The Trump administration is perpetrating an unfathomable amount of violence against immigrants. And let’s not lose sight of the fact that he is also perpetrating violence against U.S. citizens in his efforts to terrorize immigrants — in spite of the fact he told us he needed to do this to keep us safe from immigrant violence.

You know what abusers do? They hurt you and then tell you that it for your own good. That it was your fault.

And just like an abuser, all of those messages are lies.

* * * * *

For this post, I relied heavily on a piece from the Marshall Project that fact checked over 12,000 quotes from Donald Trump on immigration. The piece notes research on how the more someone hears a message the more likely they are to believe it, even when those messages are abject lies. Trump has flooded this country with lies. Lies that helped him win an election, and lies that continue to fuel the violence he himself is perpetrating against the American people.

So where does this leave us?
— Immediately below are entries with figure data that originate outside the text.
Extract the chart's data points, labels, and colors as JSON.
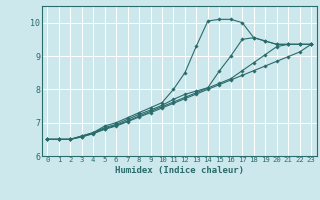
{
  "xlabel": "Humidex (Indice chaleur)",
  "ylabel": "",
  "bg_color": "#cce8ec",
  "line_color": "#2a6b6b",
  "grid_color": "#ffffff",
  "xlim": [
    -0.5,
    23.5
  ],
  "ylim": [
    6,
    10.5
  ],
  "xticks": [
    0,
    1,
    2,
    3,
    4,
    5,
    6,
    7,
    8,
    9,
    10,
    11,
    12,
    13,
    14,
    15,
    16,
    17,
    18,
    19,
    20,
    21,
    22,
    23
  ],
  "yticks": [
    6,
    7,
    8,
    9,
    10
  ],
  "curves": [
    {
      "x": [
        0,
        1,
        2,
        3,
        4,
        5,
        6,
        7,
        8,
        9,
        10,
        11,
        12,
        13,
        14,
        15,
        16,
        17,
        18,
        19,
        20,
        21,
        22,
        23
      ],
      "y": [
        6.5,
        6.5,
        6.5,
        6.6,
        6.7,
        6.9,
        7.0,
        7.15,
        7.3,
        7.45,
        7.6,
        8.0,
        8.5,
        9.3,
        10.05,
        10.1,
        10.1,
        10.0,
        9.55,
        9.45,
        9.35,
        9.35,
        9.35,
        9.35
      ]
    },
    {
      "x": [
        0,
        1,
        2,
        3,
        4,
        5,
        6,
        7,
        8,
        9,
        10,
        11,
        12,
        13,
        14,
        15,
        16,
        17,
        18,
        19,
        20,
        21,
        22,
        23
      ],
      "y": [
        6.5,
        6.5,
        6.5,
        6.6,
        6.7,
        6.85,
        6.95,
        7.1,
        7.25,
        7.38,
        7.52,
        7.7,
        7.85,
        7.95,
        8.05,
        8.55,
        9.0,
        9.5,
        9.55,
        9.45,
        9.35,
        9.35,
        9.35,
        9.35
      ]
    },
    {
      "x": [
        0,
        1,
        2,
        3,
        4,
        5,
        6,
        7,
        8,
        9,
        10,
        11,
        12,
        13,
        14,
        15,
        16,
        17,
        18,
        19,
        20,
        21,
        22,
        23
      ],
      "y": [
        6.5,
        6.5,
        6.5,
        6.58,
        6.68,
        6.82,
        6.92,
        7.05,
        7.2,
        7.34,
        7.48,
        7.62,
        7.76,
        7.9,
        8.04,
        8.18,
        8.32,
        8.56,
        8.8,
        9.04,
        9.28,
        9.35,
        9.35,
        9.35
      ]
    },
    {
      "x": [
        0,
        1,
        2,
        3,
        4,
        5,
        6,
        7,
        8,
        9,
        10,
        11,
        12,
        13,
        14,
        15,
        16,
        17,
        18,
        19,
        20,
        21,
        22,
        23
      ],
      "y": [
        6.5,
        6.5,
        6.5,
        6.57,
        6.67,
        6.8,
        6.9,
        7.03,
        7.17,
        7.3,
        7.44,
        7.58,
        7.72,
        7.86,
        8.0,
        8.14,
        8.28,
        8.42,
        8.56,
        8.7,
        8.84,
        8.98,
        9.12,
        9.35
      ]
    }
  ]
}
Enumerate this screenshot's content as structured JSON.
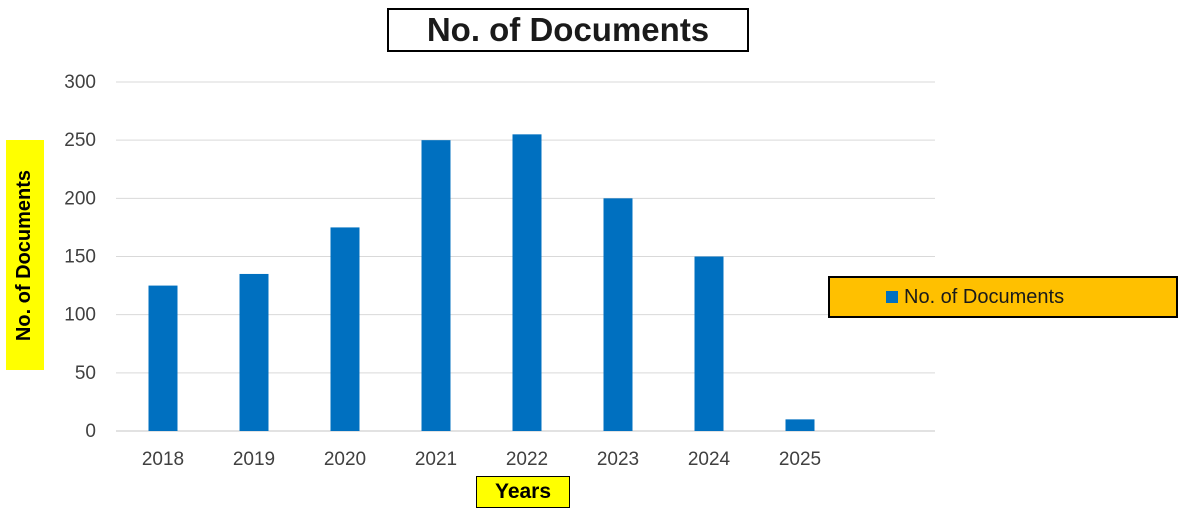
{
  "chart_data": {
    "type": "bar",
    "title": "No. of Documents",
    "xlabel": "Years",
    "ylabel": "No. of Documents",
    "categories": [
      "2018",
      "2019",
      "2020",
      "2021",
      "2022",
      "2023",
      "2024",
      "2025"
    ],
    "series": [
      {
        "name": "No. of Documents",
        "values": [
          125,
          135,
          175,
          250,
          255,
          200,
          150,
          10
        ],
        "color": "#0070c0"
      }
    ],
    "yticks": [
      "0",
      "50",
      "100",
      "150",
      "200",
      "250",
      "300"
    ],
    "ylim": [
      0,
      300
    ],
    "grid": true,
    "legend_position": "right",
    "colors": {
      "bar": "#0070c0",
      "gridline": "#d9d9d9",
      "axis_label_highlight": "#ffff00",
      "legend_background": "#ffc000"
    }
  }
}
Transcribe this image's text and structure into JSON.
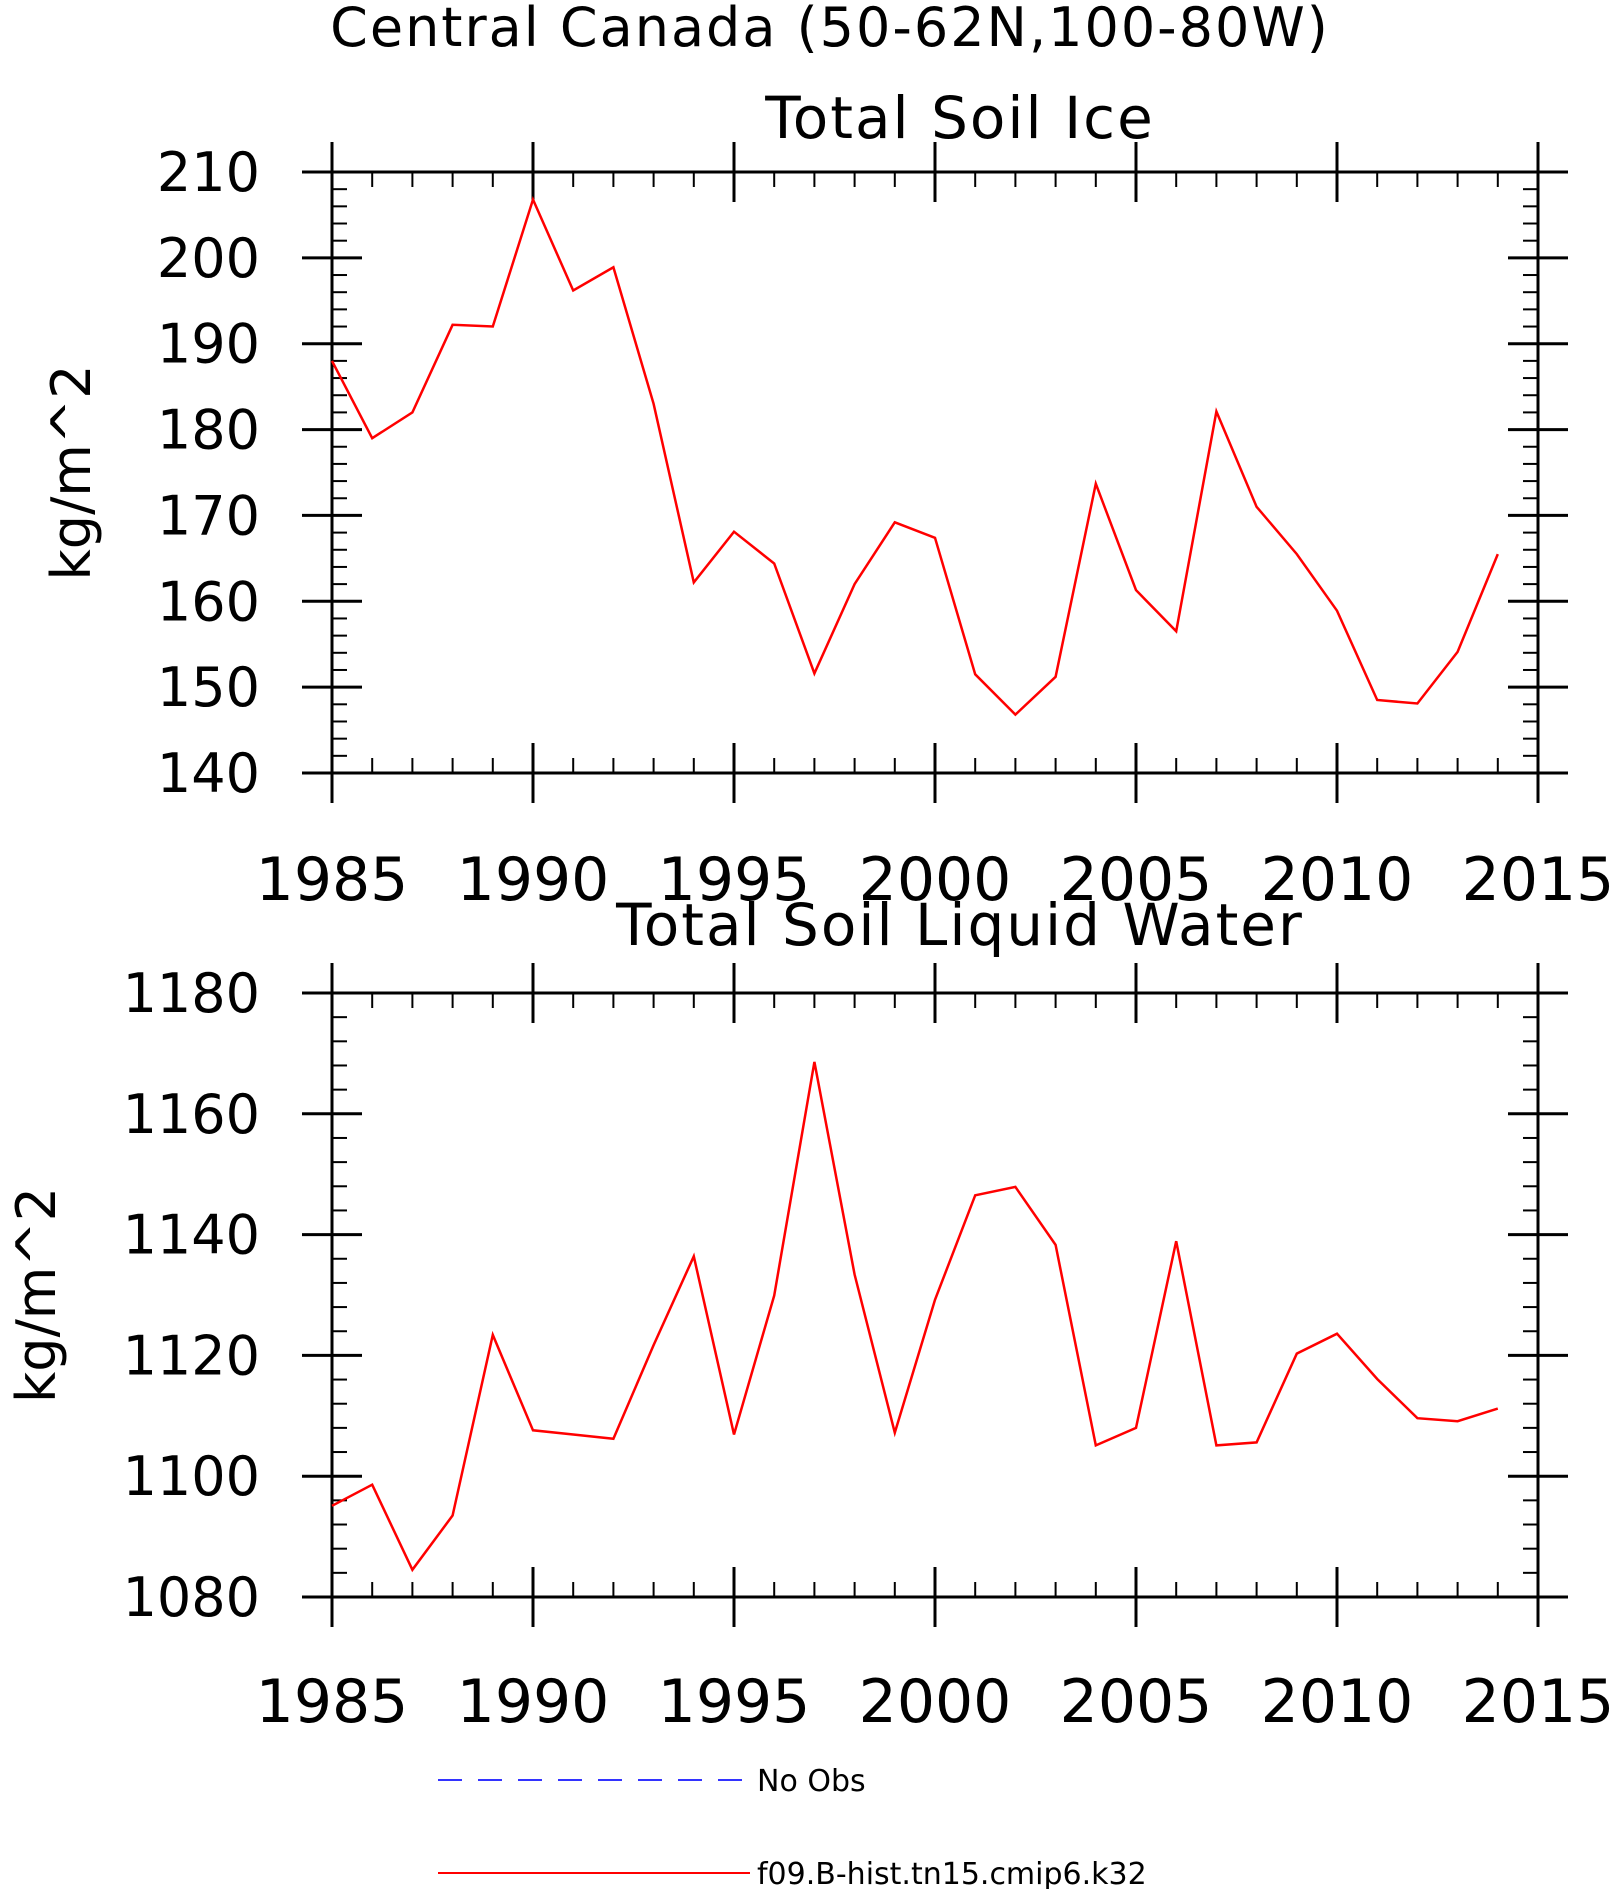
{
  "figure": {
    "title": "Central Canada (50-62N,100-80W)",
    "legend": [
      {
        "label": "No Obs",
        "color": "#3333ff",
        "dash": true
      },
      {
        "label": "f09.B-hist.tn15.cmip6.k32",
        "color": "#ff0000",
        "dash": false
      }
    ]
  },
  "chart_data": [
    {
      "type": "line",
      "title": "Total Soil Ice",
      "xlabel": "",
      "ylabel": "kg/m^2",
      "xlim": [
        1985,
        2015
      ],
      "ylim": [
        140,
        210
      ],
      "xticks": [
        1985,
        1990,
        1995,
        2000,
        2005,
        2010,
        2015
      ],
      "yticks": [
        140,
        150,
        160,
        170,
        180,
        190,
        200,
        210
      ],
      "grid": false,
      "series": [
        {
          "name": "f09.B-hist.tn15.cmip6.k32",
          "color": "#ff0000",
          "x": [
            1985,
            1986,
            1987,
            1988,
            1989,
            1990,
            1991,
            1992,
            1993,
            1994,
            1995,
            1996,
            1997,
            1998,
            1999,
            2000,
            2001,
            2002,
            2003,
            2004,
            2005,
            2006,
            2007,
            2008,
            2009,
            2010,
            2011,
            2012,
            2013,
            2014
          ],
          "y": [
            188.0,
            179.0,
            182.0,
            192.2,
            192.0,
            206.8,
            196.2,
            198.9,
            183.0,
            162.2,
            168.1,
            164.4,
            151.6,
            162.0,
            169.2,
            167.4,
            151.5,
            146.8,
            151.2,
            173.7,
            161.3,
            156.5,
            182.1,
            171.0,
            165.5,
            158.9,
            148.5,
            148.1,
            154.1,
            165.5
          ]
        }
      ]
    },
    {
      "type": "line",
      "title": "Total Soil Liquid Water",
      "xlabel": "",
      "ylabel": "kg/m^2",
      "xlim": [
        1985,
        2015
      ],
      "ylim": [
        1080,
        1180
      ],
      "xticks": [
        1985,
        1990,
        1995,
        2000,
        2005,
        2010,
        2015
      ],
      "yticks": [
        1080,
        1100,
        1120,
        1140,
        1160,
        1180
      ],
      "grid": false,
      "series": [
        {
          "name": "f09.B-hist.tn15.cmip6.k32",
          "color": "#ff0000",
          "x": [
            1985,
            1986,
            1987,
            1988,
            1989,
            1990,
            1991,
            1992,
            1993,
            1994,
            1995,
            1996,
            1997,
            1998,
            1999,
            2000,
            2001,
            2002,
            2003,
            2004,
            2005,
            2006,
            2007,
            2008,
            2009,
            2010,
            2011,
            2012,
            2013,
            2014
          ],
          "y": [
            1095.1,
            1098.6,
            1084.5,
            1093.5,
            1123.4,
            1107.6,
            1106.9,
            1106.2,
            1121.7,
            1136.4,
            1106.9,
            1129.9,
            1168.6,
            1133.4,
            1107.2,
            1129.2,
            1146.5,
            1147.9,
            1138.3,
            1105.1,
            1108.0,
            1138.9,
            1105.1,
            1105.6,
            1120.3,
            1123.6,
            1116.1,
            1109.6,
            1109.1,
            1111.2
          ]
        }
      ]
    }
  ]
}
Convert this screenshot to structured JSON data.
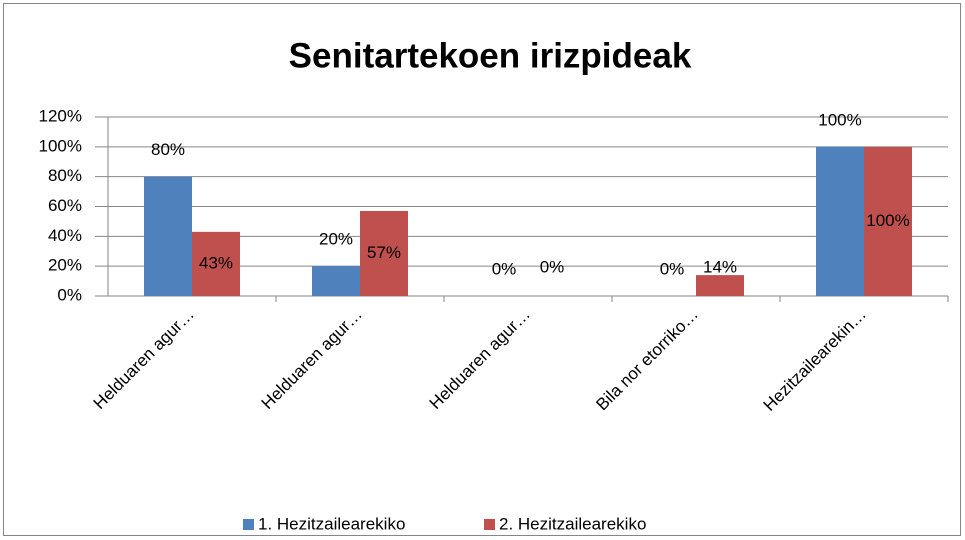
{
  "chart_data": {
    "type": "bar",
    "title": "Senitartekoen irizpideak",
    "categories": [
      "Helduaren agur…",
      "Helduaren agur…",
      "Helduaren agur…",
      "Bila nor etorriko…",
      "Hezitzailearekin…"
    ],
    "series": [
      {
        "name": "1. Hezitzailearekiko",
        "color": "#4f81bd",
        "values": [
          80,
          20,
          0,
          0,
          100
        ],
        "value_labels": [
          "80%",
          "20%",
          "0%",
          "0%",
          "100%"
        ]
      },
      {
        "name": "2. Hezitzailearekiko",
        "color": "#c0504d",
        "values": [
          43,
          57,
          0,
          14,
          100
        ],
        "value_labels": [
          "43%",
          "57%",
          "0%",
          "14%",
          "100%"
        ]
      }
    ],
    "ylim": [
      0,
      120
    ],
    "yticks": [
      {
        "value": 0,
        "label": "0%"
      },
      {
        "value": 20,
        "label": "20%"
      },
      {
        "value": 40,
        "label": "40%"
      },
      {
        "value": 60,
        "label": "60%"
      },
      {
        "value": 80,
        "label": "80%"
      },
      {
        "value": 100,
        "label": "100%"
      },
      {
        "value": 120,
        "label": "120%"
      }
    ],
    "grid": true,
    "legend": "bottom"
  }
}
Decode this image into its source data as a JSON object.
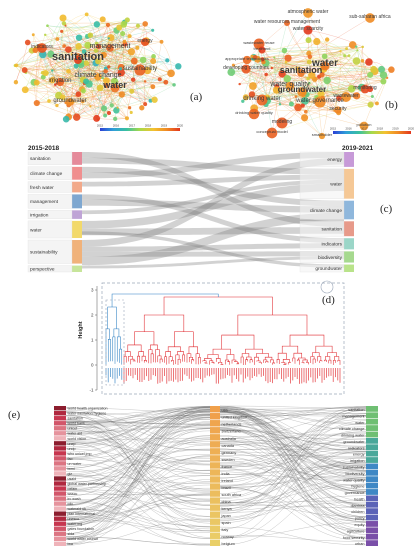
{
  "panel_a": {
    "letter": "(a)",
    "colorbar_ticks": [
      "2015",
      "2016",
      "2017",
      "2018",
      "2019",
      "2020"
    ],
    "colors": {
      "old": "#2b3fd6",
      "mid": "#39c0a0",
      "new": "#f2c230",
      "newest": "#e2361d"
    },
    "terms": [
      {
        "text": "sanitation",
        "size": 11
      },
      {
        "text": "management",
        "size": 7
      },
      {
        "text": "climate change",
        "size": 7
      },
      {
        "text": "irrigation",
        "size": 6
      },
      {
        "text": "water",
        "size": 9
      },
      {
        "text": "sustainability",
        "size": 6
      },
      {
        "text": "groundwater",
        "size": 6
      },
      {
        "text": "energy",
        "size": 5
      },
      {
        "text": "indicators",
        "size": 5
      }
    ]
  },
  "panel_b": {
    "letter": "(b)",
    "colorbar_ticks": [
      "2015",
      "2016",
      "2017",
      "2018",
      "2019",
      "2020"
    ],
    "terms": [
      {
        "text": "atmospheric water",
        "size": 5
      },
      {
        "text": "water resources management",
        "size": 5
      },
      {
        "text": "water scarcity",
        "size": 5
      },
      {
        "text": "sub-saharan africa",
        "size": 5
      },
      {
        "text": "wastewater reuse",
        "size": 4
      },
      {
        "text": "treatment",
        "size": 4
      },
      {
        "text": "appropriate technologies",
        "size": 4
      },
      {
        "text": "developing countries",
        "size": 5
      },
      {
        "text": "water",
        "size": 10
      },
      {
        "text": "sanitation",
        "size": 9
      },
      {
        "text": "water quality",
        "size": 7
      },
      {
        "text": "drinking water",
        "size": 6
      },
      {
        "text": "groundwater",
        "size": 8
      },
      {
        "text": "water governance",
        "size": 6
      },
      {
        "text": "monitoring",
        "size": 5
      },
      {
        "text": "wastewater",
        "size": 5
      },
      {
        "text": "security",
        "size": 5
      },
      {
        "text": "drinking water quality",
        "size": 4
      },
      {
        "text": "modeling",
        "size": 5
      },
      {
        "text": "conceptual model",
        "size": 4
      },
      {
        "text": "smallholder",
        "size": 4
      },
      {
        "text": "pollution",
        "size": 4
      }
    ]
  },
  "panel_c": {
    "letter": "(c)",
    "left_title": "2015-2018",
    "right_title": "2019-2021",
    "left": [
      {
        "label": "sanitation",
        "color": "#e58a9a"
      },
      {
        "label": "climate change",
        "color": "#f08f8f"
      },
      {
        "label": "fresh water",
        "color": "#f2a98a"
      },
      {
        "label": "management",
        "color": "#7ea7d0"
      },
      {
        "label": "irrigation",
        "color": "#bfa4d6"
      },
      {
        "label": "water",
        "color": "#f2d96b"
      },
      {
        "label": "sustainability",
        "color": "#f0b27a"
      },
      {
        "label": "perspective",
        "color": "#c7e59a"
      }
    ],
    "right": [
      {
        "label": "energy",
        "color": "#c79ad8"
      },
      {
        "label": "water",
        "color": "#f5c896"
      },
      {
        "label": "climate change",
        "color": "#8fb7dc"
      },
      {
        "label": "sanitation",
        "color": "#e79a8a"
      },
      {
        "label": "indicators",
        "color": "#9bd6c8"
      },
      {
        "label": "biodiversity",
        "color": "#a6d98f"
      },
      {
        "label": "groundwater",
        "color": "#b9e38a"
      }
    ]
  },
  "panel_d": {
    "letter": "(d)",
    "ylabel": "Height",
    "yticks": [
      "3",
      "2",
      "1",
      "0",
      "-1"
    ],
    "colors": {
      "cluster1": "#2c7fc2",
      "cluster2": "#e0262b"
    }
  },
  "panel_e": {
    "letter": "(e)",
    "left": [
      "world health organization",
      "water sanitation hygiene",
      "sanitation",
      "world bank",
      "unicef",
      "water aid",
      "world vision",
      "unep",
      "undp",
      "who unicef jmp",
      "fao",
      "un water",
      "iwmi",
      "giz",
      "usaid",
      "global water partnership",
      "oxfam",
      "wsscc",
      "irc wash",
      "cdc",
      "wateraid uk",
      "plan international",
      "unesco",
      "water.org",
      "gates foundation",
      "sida",
      "world water council",
      "iwa"
    ],
    "middle": [
      "usa",
      "united kingdom",
      "netherlands",
      "switzerland",
      "australia",
      "canada",
      "germany",
      "sweden",
      "france",
      "india",
      "ireland",
      "brazil",
      "south africa",
      "china",
      "kenya",
      "japan",
      "spain",
      "italy",
      "norway",
      "belgium"
    ],
    "right": [
      "sanitation",
      "management",
      "water",
      "climate change",
      "drinking water",
      "groundwater",
      "indicators",
      "energy",
      "irrigation",
      "sustainability",
      "biodiversity",
      "water quality",
      "hygiene",
      "governance",
      "health",
      "diarrhea",
      "children",
      "policy",
      "equity",
      "agriculture",
      "food security",
      "urban"
    ],
    "left_colors": [
      "#8c1d2e",
      "#b0283f",
      "#c7364f",
      "#d2566a",
      "#dc7482",
      "#e6939d",
      "#efb3b9"
    ],
    "middle_color": "#f0a04b",
    "right_colors": [
      "#6fbf73",
      "#4aa89a",
      "#3f88c5",
      "#5b63b7",
      "#7a4fa8"
    ]
  }
}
It means that we are the ones who have to tell the truth.

As I approach Yom Kippur and think of the year that has passed and the one ahead, I recommit myself to the work of peace. And peace will never come unless we tell the truth about what actually makes people safer and communities stronger. We have to flood this country with real data that tells the real story of what safety looks like. We have to fill our social media feeds and opinion pages and dinner tables — and substack! — with facts about what does keep us safe. We have to push back on the lies with a vision of the world we want to create built on a foundation of facts.

Flood the country not with shock and awe but with community and care. Not with accusations but with invitations. And not with lies, but with information and data that paves a path to safety for every resident of this country. That affirms a right to safety that is not predicated on the documents people possess, but simply because every person should feel safe in this world. And in this country.

Their humanity depends on it, and ours does too.